(1) If the feature identifier "debug" is present, "assume" must expand
into an equivalent "assert" form.
+1
(2) If the feature identifiers "debug" and "ndebug" aren't present,
"assume" should report a non fulfilled assumption to the user in an
implementation-depended way.
I don't understand the point of distinguishing between "ndebug" and "(not debug)" in cond-expand or elsewhere. In addition, the whole point of (assume (pair? x)) is that it allows the compiler to behave as if it knew that x is a pair, as by translating (car x) into (%unsafe-car x) in the same way that it can do in (if (pair? x) (car x) '()).
So -1 on this, in favor of leaving the SRFI 145 definition alone.
(3) If the feature identifier "debug" is not present but "ndebug" is,
the behavior of unfulfilled assumptions is implementation-dependent.
+1 if the words "but ndebug is" are removed.
(4) Implementations should set the feature identifier "debug" and
disable the feature identifier "ndebug" by default.
I think this is wrong even as a recommendation ("should"). In some Schemes "debug" is a proper default, in others it is not. For example, an optimizing compiler that is normally only used after a checkout compiler (fast compile, slow execute, very debuggable) has been run should default to (not debug).

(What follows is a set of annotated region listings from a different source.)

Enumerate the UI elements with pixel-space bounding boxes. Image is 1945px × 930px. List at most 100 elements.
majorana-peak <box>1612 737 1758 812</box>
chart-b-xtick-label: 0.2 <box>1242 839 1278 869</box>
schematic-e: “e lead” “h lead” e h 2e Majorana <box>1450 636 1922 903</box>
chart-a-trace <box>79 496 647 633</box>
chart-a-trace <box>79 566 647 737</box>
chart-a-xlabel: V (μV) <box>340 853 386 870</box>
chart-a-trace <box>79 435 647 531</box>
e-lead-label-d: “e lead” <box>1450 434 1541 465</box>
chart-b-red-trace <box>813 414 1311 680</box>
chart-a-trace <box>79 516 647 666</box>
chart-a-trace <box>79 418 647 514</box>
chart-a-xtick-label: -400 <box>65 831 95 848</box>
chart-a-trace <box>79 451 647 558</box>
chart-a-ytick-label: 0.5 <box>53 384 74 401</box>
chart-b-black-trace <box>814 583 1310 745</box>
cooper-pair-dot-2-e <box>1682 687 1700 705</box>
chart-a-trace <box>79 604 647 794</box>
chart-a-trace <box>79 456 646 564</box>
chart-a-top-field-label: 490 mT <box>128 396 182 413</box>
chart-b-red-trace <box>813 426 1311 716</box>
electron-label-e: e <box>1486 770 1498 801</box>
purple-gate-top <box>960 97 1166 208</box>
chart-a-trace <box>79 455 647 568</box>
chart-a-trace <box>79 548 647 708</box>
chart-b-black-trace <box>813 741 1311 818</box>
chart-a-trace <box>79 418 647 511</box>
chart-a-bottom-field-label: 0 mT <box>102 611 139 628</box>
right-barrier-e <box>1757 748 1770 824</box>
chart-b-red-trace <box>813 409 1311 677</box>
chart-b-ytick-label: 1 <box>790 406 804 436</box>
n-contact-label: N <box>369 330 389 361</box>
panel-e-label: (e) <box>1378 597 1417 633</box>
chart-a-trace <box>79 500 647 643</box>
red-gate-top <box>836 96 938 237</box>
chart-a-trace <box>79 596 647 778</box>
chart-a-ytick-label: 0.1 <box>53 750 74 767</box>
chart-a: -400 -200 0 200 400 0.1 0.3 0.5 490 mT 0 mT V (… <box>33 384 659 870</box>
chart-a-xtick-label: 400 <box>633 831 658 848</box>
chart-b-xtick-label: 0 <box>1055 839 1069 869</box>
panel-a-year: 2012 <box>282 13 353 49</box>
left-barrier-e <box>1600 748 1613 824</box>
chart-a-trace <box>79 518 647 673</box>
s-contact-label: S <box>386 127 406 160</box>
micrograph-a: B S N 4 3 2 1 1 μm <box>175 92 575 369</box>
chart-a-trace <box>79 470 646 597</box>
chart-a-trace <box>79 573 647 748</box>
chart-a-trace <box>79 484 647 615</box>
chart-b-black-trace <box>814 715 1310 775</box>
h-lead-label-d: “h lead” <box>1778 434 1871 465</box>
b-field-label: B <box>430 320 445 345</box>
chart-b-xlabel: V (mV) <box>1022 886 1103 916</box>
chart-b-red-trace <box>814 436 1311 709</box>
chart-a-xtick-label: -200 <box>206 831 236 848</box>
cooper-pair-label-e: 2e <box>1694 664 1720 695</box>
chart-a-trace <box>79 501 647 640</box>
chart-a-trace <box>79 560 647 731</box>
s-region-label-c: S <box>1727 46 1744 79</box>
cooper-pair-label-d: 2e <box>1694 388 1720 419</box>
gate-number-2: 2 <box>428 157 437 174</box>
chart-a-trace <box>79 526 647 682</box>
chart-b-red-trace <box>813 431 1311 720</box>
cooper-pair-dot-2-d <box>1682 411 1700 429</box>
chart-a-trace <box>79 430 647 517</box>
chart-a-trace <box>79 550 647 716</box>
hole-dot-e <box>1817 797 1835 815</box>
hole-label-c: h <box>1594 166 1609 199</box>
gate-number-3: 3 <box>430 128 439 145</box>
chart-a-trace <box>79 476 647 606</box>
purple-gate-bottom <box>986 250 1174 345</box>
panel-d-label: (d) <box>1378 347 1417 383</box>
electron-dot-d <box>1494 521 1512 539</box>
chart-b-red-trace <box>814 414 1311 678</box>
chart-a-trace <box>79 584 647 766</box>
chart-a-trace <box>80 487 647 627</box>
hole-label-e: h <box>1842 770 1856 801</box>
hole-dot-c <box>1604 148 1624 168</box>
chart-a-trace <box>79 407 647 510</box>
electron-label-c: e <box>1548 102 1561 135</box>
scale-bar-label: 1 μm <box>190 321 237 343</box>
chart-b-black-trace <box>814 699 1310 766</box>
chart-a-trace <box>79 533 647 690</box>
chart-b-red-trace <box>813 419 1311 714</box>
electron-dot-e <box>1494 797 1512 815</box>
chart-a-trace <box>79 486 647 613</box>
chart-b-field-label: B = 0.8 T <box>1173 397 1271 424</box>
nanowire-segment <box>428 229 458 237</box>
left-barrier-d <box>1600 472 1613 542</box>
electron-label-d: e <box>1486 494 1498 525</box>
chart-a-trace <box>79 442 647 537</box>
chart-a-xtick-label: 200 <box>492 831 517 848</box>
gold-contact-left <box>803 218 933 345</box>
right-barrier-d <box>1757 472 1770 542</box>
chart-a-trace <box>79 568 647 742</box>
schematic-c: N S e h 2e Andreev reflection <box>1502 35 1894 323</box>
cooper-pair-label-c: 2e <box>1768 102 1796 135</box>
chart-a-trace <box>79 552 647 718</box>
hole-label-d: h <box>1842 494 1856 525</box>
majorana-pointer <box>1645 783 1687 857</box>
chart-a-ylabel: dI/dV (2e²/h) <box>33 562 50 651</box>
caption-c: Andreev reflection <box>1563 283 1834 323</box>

(5) Implementations should provide a way to (globally) set feature
identifiers for the use in cond-expand.
I am fine with this, but it has nothing to do with SRFI 145; it should just be a recommendation of SRFI 2xx. The matter was considered in WG1 but rejected, I think; there was definitely a Chibi ticket that Alex turned down.
(6) In error situations where the error is easily detectable,
implementations should guard against the error with "assume".